済し
僕は強くなる為に霊界の重鎮、ベレー帽がよく似合うおじいさんの元へと浮遊しながら向かった。
本当は鳥みたいに飛翔したかったけど、どうしてもふよふよとしか行けなかった。
これもきっと僕が弱いせいだろう。
強くなりたいんです。
点々と浮いている霊に居場所を訊きながら、ようやく松に寝そべっていたおじいさんを見つけると、勢いよく頭を下げた。
何の為に。
おじいさんは寝そべったまま尋ねた。
何の為に強くなりたいの。
(彼女の為に)
本心だ。
彼女の為に。
だけど、彼女の為だけに、じゃない。
この世に留まる霊のほとんどは、自分が成仏できない理由がわかっていない。
生前のことをほとんど覚えていないからだ。
覚えていたとしても断片的。
きっと悔いていることがあるからだろうっていうのが、霊たちの考え。
悔いていることが何か。
どうにかなるさと流れに任せる人もいれば、思い出したい人もいて、思い出さずに早く成仏したいっていう人もいる。
思い出したくて思い出せない霊。
成仏したいのに成仏できない霊。
祓い人に見つけてもらった人は叶えてもらえるけれど、そうじゃない霊が多い。
苦しんで、苦しんで、苦しんで。
悪霊になってしまい、霊を襲うのだ。
想いを伝えたいと彼女は言った。
弟弟子が一人前になったらって。
目の前にいて、話せられるのは、この刻しかない。
先延ばしにしてほしくない。
一寸先は不可思議だから。
生きている今でどうにかしてほしい。
だけど、彼女は彼女自身と弟弟子のことを一生懸命考え抜いて、導き出した答えなんだと思うから。
彼女の考えも尊重しつつ、彼女の好きって気持ちを早く伝えられるようにもしたい。
後悔して、僕たちみたいに、この世に浮くだけの存在になってほしくない。
(まあ、彼女は浮くだけの存在にならないで、このおじいさんみたいに霊を手助けしそうだけど)
『ごめんね。いきなり変なことを話して。あはは。ちょっと、誰かに弱音を聞いてほしかったのかも』
あなたはどうしたい。
彼女に訊かれて答えられなかった僕に、彼女は身の内を告白した。
弟弟子が一人前になったらって決めてはいるけど、今伝えなかったことを後悔しそうで怖いって。

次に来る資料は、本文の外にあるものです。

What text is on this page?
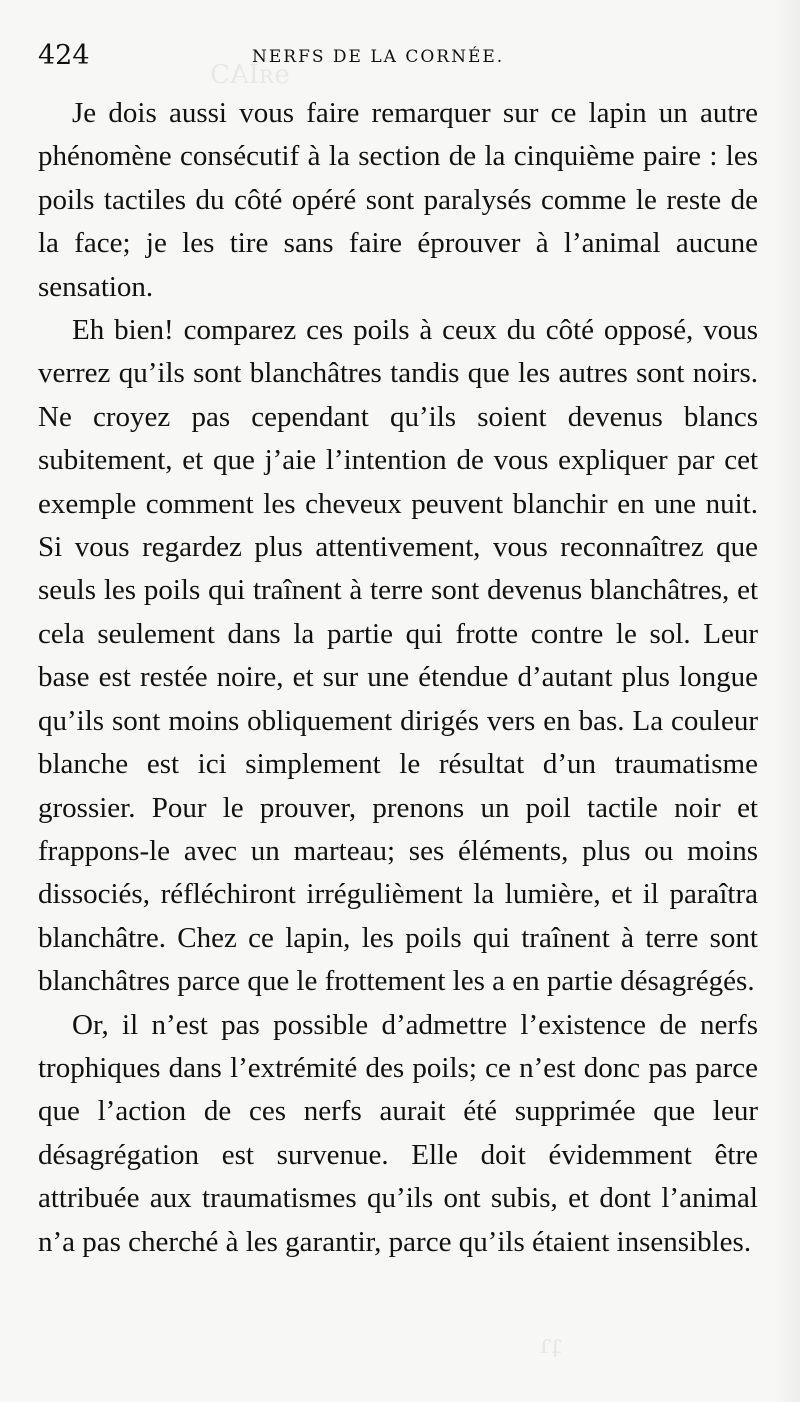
ɘᴙIAϽ
ʇɿ
424	NERFS DE LA CORNÉE.

Je dois aussi vous faire remarquer sur ce lapin un autre phénomène consécutif à la section de la cinquième paire : les poils tactiles du côté opéré sont paralysés comme le reste de la face; je les tire sans faire éprouver à l’animal aucune sensation.

Eh bien! comparez ces poils à ceux du côté opposé, vous verrez qu’ils sont blanchâtres tandis que les autres sont noirs. Ne croyez pas cependant qu’ils soient devenus blancs subitement, et que j’aie l’intention de vous expliquer par cet exemple comment les cheveux peuvent blanchir en une nuit. Si vous regardez plus attentivement, vous reconnaîtrez que seuls les poils qui traînent à terre sont devenus blanchâtres, et cela seulement dans la partie qui frotte contre le sol. Leur base est restée noire, et sur une étendue d’autant plus longue qu’ils sont moins obliquement dirigés vers en bas. La couleur blanche est ici simplement le résultat d’un traumatisme grossier. Pour le prouver, prenons un poil tactile noir et frappons-le avec un marteau; ses éléments, plus ou moins dissociés, réfléchiront irrégulièment la lumière, et il paraîtra blanchâtre. Chez ce lapin, les poils qui traînent à terre sont blanchâtres parce que le frottement les a en partie désagrégés.

Or, il n’est pas possible d’admettre l’existence de nerfs trophiques dans l’extrémité des poils; ce n’est donc pas parce que l’action de ces nerfs aurait été supprimée que leur désagrégation est survenue. Elle doit évidemment être attribuée aux traumatismes qu’ils ont subis, et dont l’animal n’a pas cherché à les garantir, parce qu’ils étaient insensibles.
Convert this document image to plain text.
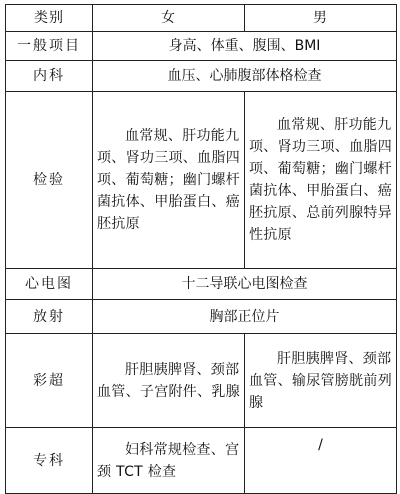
类别	女	男
一般项目	身高、体重、腹围、BMI	
内科	血压、心肺腹部体格检查	
检验	血常规、肝功能九项、肾功三项、血脂四项、葡萄糖；幽门螺杆菌抗体、甲胎蛋白、癌胚抗原	血常规、肝功能九项、肾功三项、血脂四项、葡萄糖；幽门螺杆菌抗体、甲胎蛋白、癌胚抗原、总前列腺特异性抗原

心电图	十二导联心电图检查	
放射	胸部正位片	
彩超	肝胆胰脾肾、颈部血管、子宫附件、乳腺	肝胆胰脾肾、颈部血管、输尿管膀胱前列腺

专科	妇科常规检查、宫颈 TCT 检查	/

『後悔しない生き方をしなさいって言われているんだけどね』
彼女は笑ったけど、胸がグッと苦しくなった。
彼女には笑っていてほしい。
話したのはこんなにも短い時間だけれど。
この短い時間に一生分が詰まっているんじゃないかって感覚で。
強く、深く、濃く、僕に刻みつけられて。
強く、強く、強く思ったんだ。
強くなりたいのは何の為?
そんなの決まっている。
「幸せになる為です!」
「えー。おっちゃん。淡々とした霊が好きだから君みたいに熱々とした霊はやだ」
「え!?」
ぷいっとそっぽを向かれてしまった。